The committee print retains several of those protections, including the speculative sales ban, all-in pricing, refunds, anti-bot requirements, reseller licensing, and disclosure of transfer limits. It also requires resale platforms to disclose original purchase prices and raises the surety bond for resellers listing 50 or more tickets annually from $10,000 to $25,000.
But the most significant change involves the proposed price cap.
Instead of a fixed 110% cap, the revised bill would give the Mayor broad authority to regulate ticket pricing across both primary and secondary markets—including fees, dynamic pricing, and resale markups tied to the original purchase price.
The shift suggests lawmakers are growing more cautious about targeting resale alone while leaving primary-market pricing untouched. Many consumer advocates testified on that questionable direction during an October hearing on the bill, pointing out the inherent problems in proposing strict regulation on the resale marketplace while a majority of states and the federal government were in the process of pursuing an antitrust case against the largest player in the primary ticketing business.
The committee report acknowledges that a resale-only cap could shift price inflation elsewhere—particularly as primary platforms expand dynamic pricing—and could weaken independent resale competition without addressing dominant primary-market behavior.

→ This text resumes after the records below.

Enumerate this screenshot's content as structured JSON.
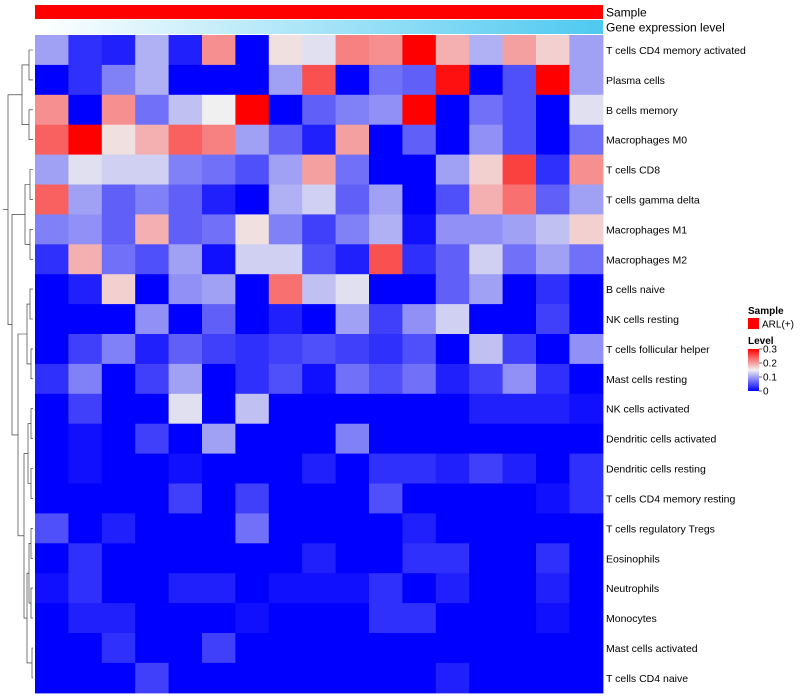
{
  "chart_data": {
    "type": "heatmap",
    "annotation_tracks": [
      {
        "label": "Sample",
        "color_start": "#ff0000",
        "color_end": "#ff0000"
      },
      {
        "label": "Gene expression level",
        "color_start": "#ffffff",
        "color_end": "#4ec9f0"
      }
    ],
    "rows": [
      "T cells CD4 memory activated",
      "Plasma cells",
      "B cells memory",
      "Macrophages M0",
      "T cells CD8",
      "T cells gamma delta",
      "Macrophages M1",
      "Macrophages M2",
      "B cells naive",
      "NK cells resting",
      "T cells follicular helper",
      "Mast cells resting",
      "NK cells activated",
      "Dendritic cells activated",
      "Dendritic cells resting",
      "T cells CD4 memory resting",
      "T cells regulatory  Tregs",
      "Eosinophils",
      "Neutrophils",
      "Monocytes",
      "Mast cells activated",
      "T cells CD4 naive"
    ],
    "n_columns": 17,
    "values": [
      [
        0.1,
        0.03,
        0.02,
        0.11,
        0.02,
        0.21,
        0.0,
        0.16,
        0.14,
        0.22,
        0.21,
        0.3,
        0.19,
        0.11,
        0.2,
        0.17,
        0.1
      ],
      [
        0.0,
        0.03,
        0.08,
        0.11,
        0.0,
        0.0,
        0.0,
        0.1,
        0.25,
        0.0,
        0.07,
        0.06,
        0.29,
        0.0,
        0.05,
        0.3,
        0.1
      ],
      [
        0.21,
        0.0,
        0.21,
        0.07,
        0.12,
        0.15,
        0.3,
        0.0,
        0.06,
        0.08,
        0.09,
        0.3,
        0.0,
        0.07,
        0.05,
        0.0,
        0.14
      ],
      [
        0.24,
        0.3,
        0.16,
        0.19,
        0.24,
        0.22,
        0.1,
        0.06,
        0.02,
        0.2,
        0.0,
        0.06,
        0.0,
        0.09,
        0.05,
        0.0,
        0.07
      ],
      [
        0.1,
        0.14,
        0.13,
        0.13,
        0.08,
        0.07,
        0.05,
        0.1,
        0.2,
        0.07,
        0.0,
        0.0,
        0.1,
        0.17,
        0.26,
        0.03,
        0.21
      ],
      [
        0.24,
        0.1,
        0.06,
        0.08,
        0.06,
        0.02,
        0.0,
        0.11,
        0.13,
        0.06,
        0.1,
        0.0,
        0.05,
        0.19,
        0.23,
        0.06,
        0.1
      ],
      [
        0.08,
        0.09,
        0.06,
        0.19,
        0.06,
        0.07,
        0.16,
        0.08,
        0.04,
        0.08,
        0.11,
        0.01,
        0.09,
        0.09,
        0.1,
        0.12,
        0.17
      ],
      [
        0.03,
        0.19,
        0.07,
        0.05,
        0.1,
        0.01,
        0.13,
        0.13,
        0.05,
        0.02,
        0.25,
        0.03,
        0.06,
        0.13,
        0.07,
        0.1,
        0.07
      ],
      [
        0.0,
        0.02,
        0.17,
        0.0,
        0.09,
        0.1,
        0.0,
        0.23,
        0.12,
        0.14,
        0.0,
        0.0,
        0.06,
        0.1,
        0.0,
        0.03,
        0.0
      ],
      [
        0.0,
        0.0,
        0.0,
        0.09,
        0.0,
        0.06,
        0.0,
        0.02,
        0.0,
        0.1,
        0.04,
        0.09,
        0.13,
        0.0,
        0.0,
        0.04,
        0.0
      ],
      [
        0.0,
        0.04,
        0.08,
        0.02,
        0.06,
        0.04,
        0.03,
        0.04,
        0.05,
        0.04,
        0.03,
        0.05,
        0.0,
        0.12,
        0.04,
        0.0,
        0.09
      ],
      [
        0.03,
        0.08,
        0.0,
        0.04,
        0.1,
        0.0,
        0.03,
        0.05,
        0.01,
        0.07,
        0.05,
        0.07,
        0.02,
        0.04,
        0.09,
        0.03,
        0.0
      ],
      [
        0.0,
        0.04,
        0.0,
        0.0,
        0.14,
        0.0,
        0.12,
        0.0,
        0.0,
        0.0,
        0.0,
        0.0,
        0.0,
        0.02,
        0.02,
        0.02,
        0.01
      ],
      [
        0.0,
        0.01,
        0.0,
        0.04,
        0.0,
        0.1,
        0.0,
        0.0,
        0.0,
        0.08,
        0.0,
        0.0,
        0.0,
        0.0,
        0.0,
        0.0,
        0.0
      ],
      [
        0.0,
        0.01,
        0.0,
        0.0,
        0.01,
        0.0,
        0.0,
        0.0,
        0.02,
        0.0,
        0.03,
        0.03,
        0.02,
        0.04,
        0.02,
        0.0,
        0.03
      ],
      [
        0.0,
        0.0,
        0.0,
        0.0,
        0.04,
        0.0,
        0.04,
        0.0,
        0.0,
        0.0,
        0.05,
        0.0,
        0.0,
        0.0,
        0.0,
        0.01,
        0.03
      ],
      [
        0.05,
        0.0,
        0.02,
        0.0,
        0.0,
        0.0,
        0.07,
        0.0,
        0.0,
        0.0,
        0.0,
        0.02,
        0.0,
        0.0,
        0.0,
        0.0,
        0.0
      ],
      [
        0.0,
        0.03,
        0.0,
        0.0,
        0.0,
        0.0,
        0.0,
        0.0,
        0.02,
        0.0,
        0.0,
        0.03,
        0.03,
        0.0,
        0.0,
        0.03,
        0.0
      ],
      [
        0.01,
        0.03,
        0.0,
        0.0,
        0.02,
        0.02,
        0.0,
        0.01,
        0.01,
        0.01,
        0.03,
        0.0,
        0.02,
        0.0,
        0.0,
        0.02,
        0.0
      ],
      [
        0.0,
        0.02,
        0.02,
        0.0,
        0.0,
        0.0,
        0.01,
        0.0,
        0.0,
        0.0,
        0.03,
        0.03,
        0.0,
        0.0,
        0.0,
        0.01,
        0.0
      ],
      [
        0.0,
        0.0,
        0.03,
        0.0,
        0.0,
        0.04,
        0.0,
        0.0,
        0.0,
        0.0,
        0.0,
        0.0,
        0.0,
        0.0,
        0.0,
        0.0,
        0.0
      ],
      [
        0.0,
        0.0,
        0.0,
        0.04,
        0.0,
        0.0,
        0.0,
        0.0,
        0.0,
        0.0,
        0.0,
        0.0,
        0.02,
        0.0,
        0.0,
        0.0,
        0.0
      ]
    ],
    "color_scale": {
      "min": 0,
      "mid": 0.15,
      "max": 0.3,
      "low": "#0000ff",
      "midColor": "#f0f0f0",
      "high": "#ff0000"
    },
    "legend": {
      "sample_title": "Sample",
      "sample_entry": "ARL(+)",
      "sample_color": "#ff0000",
      "level_title": "Level",
      "level_ticks": [
        "0.3",
        "0.2",
        "0.1",
        "0"
      ]
    }
  }
}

It says a “broad and flexible regulatory mandate” would allow the District to address the ticket-buying experience holistically rather than “play price-gouging whack-a-mole.”
That framing marks a departure from the bill’s original focus on scalpers and resale platforms. Supporters, including local venues and national music industry groups, have argued that resale markups, bots, and speculative listings block fan access to tickets at artist-set prices.
Critics counter that a resale-only cap could reduce consumer choice, push transactions into less-regulated channels, and strengthen Ticketmaster by limiting independent resale competition.
The Coalition for Ticket Fairness reiterated that argument Monday.
“We’ve seen time and again how efforts to restrict resale backfire,” said Geoff Vetter, a spokesperson for the coalition. “They push transactions into darker corners of the internet, make it harder for independent businesses to compete, and leave fans with fewer safe, transparent options.”
Vetter added that lawmakers should focus on “a marketplace with too little competition and too little transparency.”
The report also places the bill in the context of broader scrutiny of Live Nation and Ticketmaster. In May, a New York jury found the company to be operating as an illegal monopoly in the landmark antitrust case against it, which is still being fought through post-verdict motions. The Federal Trade Commission also sued the companies in September 2025, alleging illegal resale practices, facilitation of broker activity, and deceptive fee disclosures. Ticketmaster has denied wrongdoing.
Separately, D.C. Attorney General Brian Schwalb continues to pursue antitrust claims alongside a coalition of states, even after the U.S. Department of Justice reached a settlement. In April, Schwalb called a jury verdict finding Live Nation liable for monopolization “a significant win” for venues, artists, and fans.
The report notes that testimony and lobbying raised concerns about whether the District could appear to take sides in a dispute between ticketing marketplaces.
The revised bill still regulates resale, banning speculative sales, requiring marketplace seller verification, imposing licensing on high-volume resellers, mandating disclosure of original ticket prices, and preserving the option for future resale caps through rulemaking.
By shifting away from a fixed cap and toward broad executive authority, the committee print reflects a central critique of the original bill: high ticket prices are not driven by resale alone.
For consumers, the impact will depend on how the Mayor uses that authority if the bill advances. The framework allows for future rules on resale pricing, fees, dynamic pricing, and other cost controls.
It also creates a more flexible structure for regulating a ticketing market rapidly evolving under pressure from antitrust litigation, federal enforcement, all-in pricing rules, and growing consumer frustration.
The question is whether lawmakers can protect fans from fraud and deceptive pricing without reinforcing the dominant primary-market system that has fueled much of the backlash.